Hay algo que casi no se dice: muchas personas viajan porque no saben cómo descansar en casa. Porque el hogar se volvió un lugar de estrés, de pantallas, de pendientes. El viaje aparece como una excusa para desconectarse, pero en realidad es una necesidad no atendida. La diferencia es que ahora empezamos a reconocerlo sin culpa. Decimos: necesito parar. Necesito salir. Necesito silencio. Y eso, lejos de ser debilidad, es conciencia.
También está cambiando la relación con el dinero y el consumo. Ya no todos queremos hoteles cinco estrellas ni experiencias de lujo vacío. Muchos preferimos alojamientos sencillos, locales, humanos. Queremos saber quién nos recibe, no solo cuántas estrellas tiene el lugar. Queremos que el viaje no sea una carga financiera que después nos persiga con ansiedad. Y aquí la tecnología vuelve a ayudar, no a imponerse: planificación más realista, menos impulsiva, más honesta.
Este cambio de mentalidad también dialoga con temas más amplios como la sostenibilidad, el impacto local y la responsabilidad. Viajar sin destruir. Visitar sin invadir. Disfrutar sin explotar. En espacios como Todo En Uno.NET (https://todoenunonet.blogspot.com/) se reflexiona mucho sobre cómo la tecnología y la conciencia pueden ir de la mano, no solo en empresas, sino en la vida diaria. Viajar también es una decisión ética, aunque no siempre lo notemos.
Hay algo muy humano en todo esto: estamos cansados de vivir para mostrar. Queremos vivir para sentir. Y eso se nota en cómo viajamos, cómo trabajamos, cómo nos relacionamos. La IA, paradójicamente, puede ayudarnos a volver a lo humano si la usamos con criterio. No para reemplazar la experiencia, sino para despejar el ruido que nos impide disfrutarla.
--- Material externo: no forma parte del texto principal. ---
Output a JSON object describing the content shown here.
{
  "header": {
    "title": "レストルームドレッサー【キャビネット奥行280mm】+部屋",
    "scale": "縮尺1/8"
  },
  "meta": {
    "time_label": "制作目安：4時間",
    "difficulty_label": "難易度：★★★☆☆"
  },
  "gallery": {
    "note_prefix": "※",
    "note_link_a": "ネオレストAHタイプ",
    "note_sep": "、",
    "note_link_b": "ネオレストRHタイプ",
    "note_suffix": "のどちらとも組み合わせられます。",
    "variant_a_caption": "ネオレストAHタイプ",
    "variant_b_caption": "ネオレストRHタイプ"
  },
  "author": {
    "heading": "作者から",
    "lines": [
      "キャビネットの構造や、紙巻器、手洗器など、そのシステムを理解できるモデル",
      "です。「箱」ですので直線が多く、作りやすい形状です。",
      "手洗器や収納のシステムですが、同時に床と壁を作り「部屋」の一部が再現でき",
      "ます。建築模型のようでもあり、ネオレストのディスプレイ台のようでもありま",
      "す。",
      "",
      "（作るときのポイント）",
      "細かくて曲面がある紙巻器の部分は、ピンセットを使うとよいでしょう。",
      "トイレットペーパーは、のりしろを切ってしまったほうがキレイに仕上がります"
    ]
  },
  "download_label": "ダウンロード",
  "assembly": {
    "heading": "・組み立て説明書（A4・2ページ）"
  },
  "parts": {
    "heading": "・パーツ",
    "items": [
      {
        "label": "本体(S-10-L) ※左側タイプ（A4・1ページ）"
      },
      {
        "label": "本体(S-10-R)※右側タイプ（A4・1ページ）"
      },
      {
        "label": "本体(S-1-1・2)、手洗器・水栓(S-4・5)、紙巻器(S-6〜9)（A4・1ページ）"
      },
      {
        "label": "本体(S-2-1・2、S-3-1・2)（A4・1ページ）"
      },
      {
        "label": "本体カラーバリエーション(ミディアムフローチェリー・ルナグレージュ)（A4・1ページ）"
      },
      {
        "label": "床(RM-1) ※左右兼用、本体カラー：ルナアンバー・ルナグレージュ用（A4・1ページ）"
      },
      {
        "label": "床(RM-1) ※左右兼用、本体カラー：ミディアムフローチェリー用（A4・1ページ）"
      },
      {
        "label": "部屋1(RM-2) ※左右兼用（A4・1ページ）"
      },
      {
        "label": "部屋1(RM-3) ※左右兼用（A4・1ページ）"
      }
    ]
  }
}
A veces pienso que nuestra generación no quiere huir del mundo, sino aprender a estar en él sin romperse. Viajar se convierte entonces en un acto de cuidado personal, casi terapéutico. No porque solucione todo, sino porque abre espacios. Espacios para pensar, para llorar, para agradecer, para callar. En Mensajes Sabatinos (https://escritossabatinos.blogspot.com/) he leído reflexiones que me recuerdan que el silencio también es una forma de respuesta. Muchos viajes del futuro se parecerán más a eso: silencios que ordenan.
No sé exactamente cómo viajaré en 2026. Lo que sí sé es cómo no quiero hacerlo: corriendo, comparándome, demostrando. Quiero viajar como quien se escucha. Como quien se permite no saber. Como quien entiende que el destino no siempre está en el mapa, sino en el estado interno con el que uno llega.
Quizás por eso el fin de los destinos virales no es una pérdida, sino una liberación. Ya no necesitamos que un lugar nos valide. Necesitamos que nos transforme, aunque sea un poco. Aunque sea solo enseñarnos a respirar distinto por unos días.
Y si la inteligencia artificial puede ayudarme a encontrar ese tipo de viaje, bienvenida sea. Pero la decisión final seguirá siendo humana. Intuitiva. Imperfecta. Porque al final, viajar no es huir de la vida, sino aprender a vivirla con más presencia.